"besserKORK"
Die Idee in einem Satz
Wasser sparen. Natur schützen. Granulat herstellen. Upcycling aus benutzten, sortenrein getrennten Wein-/Sektkorken. Für weniger Wasserverbrauch, gesunde Pflanzen und eine nachhaltige Zukunft.

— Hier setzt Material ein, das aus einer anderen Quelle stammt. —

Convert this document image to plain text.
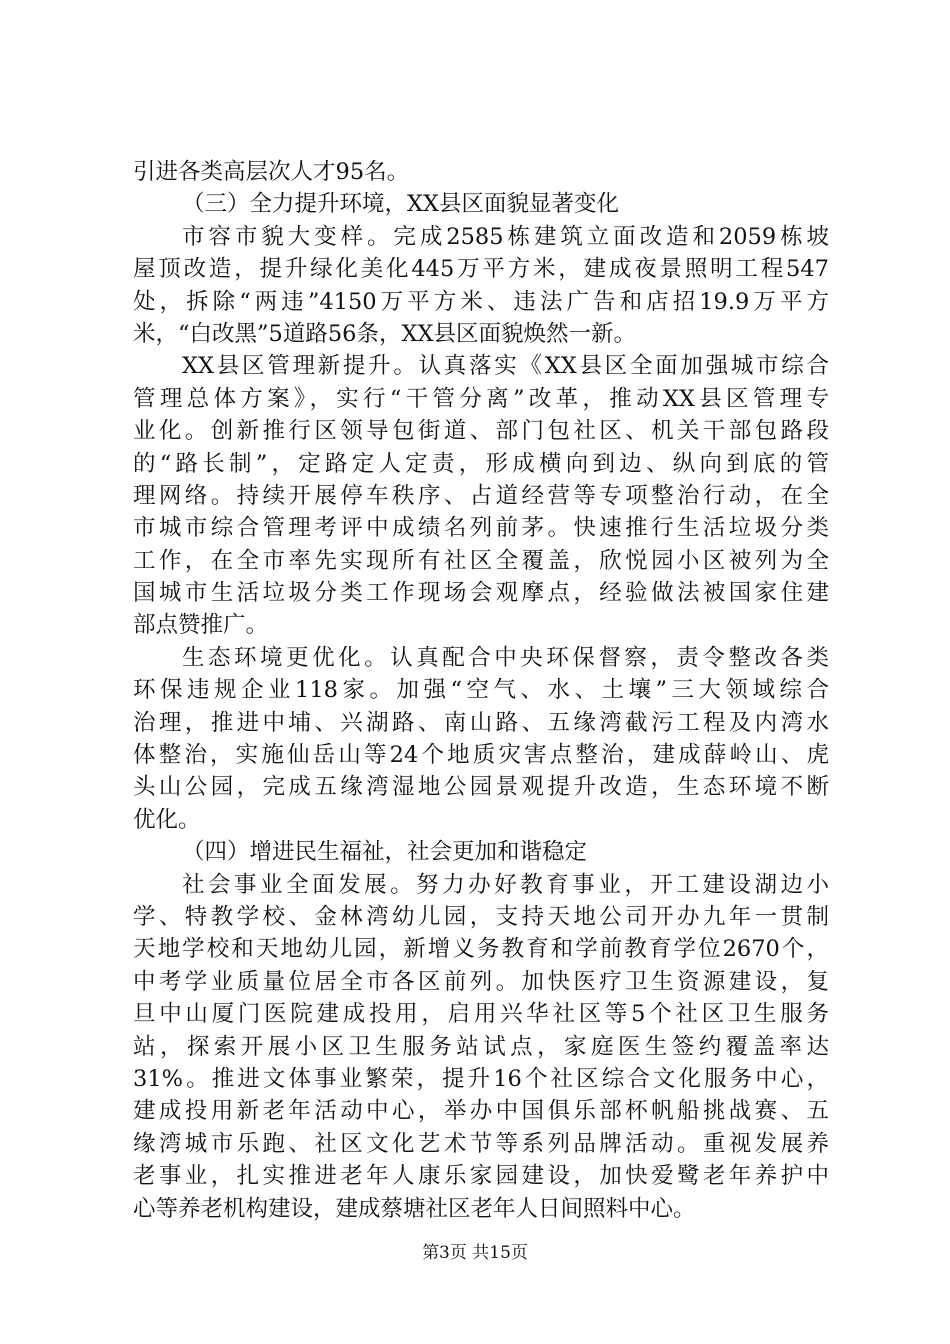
引进各类高层次人才95名。
（三）全力提升环境，XX县区面貌显著变化
市容市貌大变样。完成2585栋建筑立面改造和2059栋坡
屋顶改造，提升绿化美化445万平方米，建成夜景照明工程547
处，拆除“两违”4150万平方米、违法广告和店招19.9万平方
米，“白改黑”5道路56条，XX县区面貌焕然一新。
XX县区管理新提升。认真落实《XX县区全面加强城市综合
管理总体方案》，实行“干管分离”改革，推动XX县区管理专
业化。创新推行区领导包街道、部门包社区、机关干部包路段
的“路长制”，定路定人定责，形成横向到边、纵向到底的管
理网络。持续开展停车秩序、占道经营等专项整治行动，在全
市城市综合管理考评中成绩名列前茅。快速推行生活垃圾分类
工作，在全市率先实现所有社区全覆盖，欣悦园小区被列为全
国城市生活垃圾分类工作现场会观摩点，经验做法被国家住建
部点赞推广。
生态环境更优化。认真配合中央环保督察，责令整改各类
环保违规企业118家。加强“空气、水、土壤”三大领域综合
治理，推进中埔、兴湖路、南山路、五缘湾截污工程及内湾水
体整治，实施仙岳山等24个地质灾害点整治，建成薛岭山、虎
头山公园，完成五缘湾湿地公园景观提升改造，生态环境不断
优化。
（四）增进民生福祉，社会更加和谐稳定
社会事业全面发展。努力办好教育事业，开工建设湖边小
学、特教学校、金林湾幼儿园，支持天地公司开办九年一贯制
天地学校和天地幼儿园，新增义务教育和学前教育学位2670个，
中考学业质量位居全市各区前列。加快医疗卫生资源建设，复
旦中山厦门医院建成投用，启用兴华社区等5个社区卫生服务
站，探索开展小区卫生服务站试点，家庭医生签约覆盖率达
31%。推进文体事业繁荣，提升16个社区综合文化服务中心，
建成投用新老年活动中心，举办中国俱乐部杯帆船挑战赛、五
缘湾城市乐跑、社区文化艺术节等系列品牌活动。重视发展养
老事业，扎实推进老年人康乐家园建设，加快爱鹭老年养护中
心等养老机构建设，建成蔡塘社区老年人日间照料中心。
第3页 共15页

So trägt die Idee zum Klimaschutz bei
Kork ist ein natürlicher Rohstoff - 100%tig recycel- und erneuerbar. Die Korkrinde wird mit einer scharfen Axt vom Baumstamm geschält und sechs Monate gelagert, damit sie durch den Kontakt mit der Luft Feuchtigkeit verliert, bis sie nahezu vollständig ausgehärtet ist. Sie wird dann gründlich von Bakterien und Fremdstoffen gereinigt. Die folgende natürliche Desinfektion durch hochtemperiertes Kochen vergrößert die Zellzwischenräume des Materials, wodurch es flexibler wird. Nach der manuellen Sortierung wird der Kork zum zweiten Mal gekocht, um Mikroorganismen und Schimmelsporen schonend aber auch absolut zuverlässig zu entfernen. Der anschließend manuell herausgestanzte Korken kann dann zum Flaschenverschluss genutzt werden. Wenn die Flasche entleert ist, ist der Korken nur noch Abfall.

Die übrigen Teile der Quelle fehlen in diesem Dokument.